In the short term, this creates a psychedelic experience. The longer-term consequence is that it makes the brain more flexible and potentially more able to come into a healthier state.

Changes in functional networks 

During the experience, participants rated their feelings of transcendence, connectedness, and awe using the validated Mystical Experience Questionnaire.

The changes in functional networks corresponded with the intensity of each participant’s subjective experience.

“We were able to get very precise data on the effects of the drug in each individual,” said co-senior author Dr. Ginger E. Nicol. 

“This is a step toward precision clinical trials. In psychiatry, we often don’t know who should get a particular medicine and how much or how often. By using this approach in clinical trials, we can identify the factors that determine who benefits and who doesn’t, and make better use of the medicines we have.”

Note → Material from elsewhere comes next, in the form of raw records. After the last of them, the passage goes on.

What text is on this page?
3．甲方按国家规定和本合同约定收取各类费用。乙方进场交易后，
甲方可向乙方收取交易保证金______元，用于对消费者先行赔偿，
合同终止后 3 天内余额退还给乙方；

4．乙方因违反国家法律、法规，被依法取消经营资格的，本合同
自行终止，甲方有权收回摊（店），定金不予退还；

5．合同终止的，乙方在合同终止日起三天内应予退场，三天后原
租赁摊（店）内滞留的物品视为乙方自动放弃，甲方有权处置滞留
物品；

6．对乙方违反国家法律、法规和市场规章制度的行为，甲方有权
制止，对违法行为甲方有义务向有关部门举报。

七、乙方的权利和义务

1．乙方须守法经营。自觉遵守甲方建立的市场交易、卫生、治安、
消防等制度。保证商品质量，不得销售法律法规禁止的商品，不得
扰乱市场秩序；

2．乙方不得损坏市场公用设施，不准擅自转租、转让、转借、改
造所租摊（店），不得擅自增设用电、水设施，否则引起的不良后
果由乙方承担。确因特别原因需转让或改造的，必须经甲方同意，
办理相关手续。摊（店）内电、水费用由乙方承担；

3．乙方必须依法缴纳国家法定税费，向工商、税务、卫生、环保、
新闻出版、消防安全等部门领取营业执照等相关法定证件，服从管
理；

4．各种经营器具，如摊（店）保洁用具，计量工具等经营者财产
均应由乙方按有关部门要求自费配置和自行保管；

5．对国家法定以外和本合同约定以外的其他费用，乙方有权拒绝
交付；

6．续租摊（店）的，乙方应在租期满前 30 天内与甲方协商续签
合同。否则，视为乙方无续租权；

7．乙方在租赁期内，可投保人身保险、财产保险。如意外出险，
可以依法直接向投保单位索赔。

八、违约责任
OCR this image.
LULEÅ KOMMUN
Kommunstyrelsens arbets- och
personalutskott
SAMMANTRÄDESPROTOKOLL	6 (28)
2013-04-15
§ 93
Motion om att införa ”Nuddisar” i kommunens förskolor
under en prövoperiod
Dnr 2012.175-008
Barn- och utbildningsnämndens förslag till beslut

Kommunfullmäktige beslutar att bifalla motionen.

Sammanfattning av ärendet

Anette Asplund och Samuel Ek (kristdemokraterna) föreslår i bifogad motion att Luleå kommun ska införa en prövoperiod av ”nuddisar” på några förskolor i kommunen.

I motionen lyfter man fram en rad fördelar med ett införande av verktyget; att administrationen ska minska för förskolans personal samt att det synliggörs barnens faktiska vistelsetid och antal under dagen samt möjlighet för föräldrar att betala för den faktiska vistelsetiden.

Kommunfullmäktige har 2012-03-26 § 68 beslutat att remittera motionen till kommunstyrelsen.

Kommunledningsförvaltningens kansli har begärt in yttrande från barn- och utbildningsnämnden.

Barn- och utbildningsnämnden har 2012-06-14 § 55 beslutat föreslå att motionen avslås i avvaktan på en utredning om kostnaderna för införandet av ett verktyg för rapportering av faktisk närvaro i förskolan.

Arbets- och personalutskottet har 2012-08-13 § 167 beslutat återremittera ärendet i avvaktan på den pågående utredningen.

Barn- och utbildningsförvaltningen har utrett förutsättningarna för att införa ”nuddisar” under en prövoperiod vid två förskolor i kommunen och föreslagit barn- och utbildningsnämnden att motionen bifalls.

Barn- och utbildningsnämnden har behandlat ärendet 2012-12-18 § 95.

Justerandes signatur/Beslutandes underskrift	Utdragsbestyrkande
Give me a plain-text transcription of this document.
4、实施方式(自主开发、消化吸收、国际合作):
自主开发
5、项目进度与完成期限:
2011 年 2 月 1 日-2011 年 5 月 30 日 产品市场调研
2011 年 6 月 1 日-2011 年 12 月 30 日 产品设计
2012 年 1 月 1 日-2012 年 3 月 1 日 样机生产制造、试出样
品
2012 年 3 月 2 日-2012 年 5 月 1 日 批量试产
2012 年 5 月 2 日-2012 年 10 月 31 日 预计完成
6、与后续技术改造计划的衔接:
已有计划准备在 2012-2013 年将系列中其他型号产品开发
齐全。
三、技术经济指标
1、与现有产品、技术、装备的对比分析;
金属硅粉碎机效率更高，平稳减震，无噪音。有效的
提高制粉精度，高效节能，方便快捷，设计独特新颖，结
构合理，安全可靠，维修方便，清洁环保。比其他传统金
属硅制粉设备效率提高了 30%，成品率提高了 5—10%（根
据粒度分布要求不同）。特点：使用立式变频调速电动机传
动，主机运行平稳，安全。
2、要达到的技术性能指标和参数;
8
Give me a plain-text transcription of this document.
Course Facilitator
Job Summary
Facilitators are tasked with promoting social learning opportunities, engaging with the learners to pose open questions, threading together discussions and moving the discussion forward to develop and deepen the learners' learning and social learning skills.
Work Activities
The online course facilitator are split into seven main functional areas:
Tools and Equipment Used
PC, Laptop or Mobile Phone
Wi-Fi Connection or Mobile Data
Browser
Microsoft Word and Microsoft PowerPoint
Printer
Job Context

However, the researchers caution against self-medicating with psilocybin, which is not FDA-approved and carries risks if taken without professional supervision.

Understanding the effects of psilocybin 

“The dramatic departure from typical synchronized patterns of co-activity may be key to understanding the acute effects of psilocybin and also its persistent neurotrophic effects,” wrote the researchers.

Changes in resting activity are linked to shifts in glutamate-dependent signaling during psilocybin exposure.

This phenomenon, shared by ketamine and psychedelics, engages homeostatic plasticity mechanisms, a neurobiological response to large deviations in typical network activity patterns.

Psychedelics rapidly induce synaptogenesis in the hippocampus and cortex, effects that seem to be necessary for rapid antidepressant-like effects in animal models.

However, understanding the underpinnings of the behavioral effects of psychedelics requires human studies.

Advances in precision functional mapping and individual-level characterization enabled us to identify desynchronization of resting-state fMRI signals, connect these changes with subjective psychedelic effects and localize these changes to depression-relevant circuits (DMN, hippocampus).

These analyses rely on precise characterization of an individuals’ baseline brain organization (for example, individual definition of brain areas, networks and day-to-day variability) to understand how that organization is altered by an intervention.

The study is published in the journal Nature.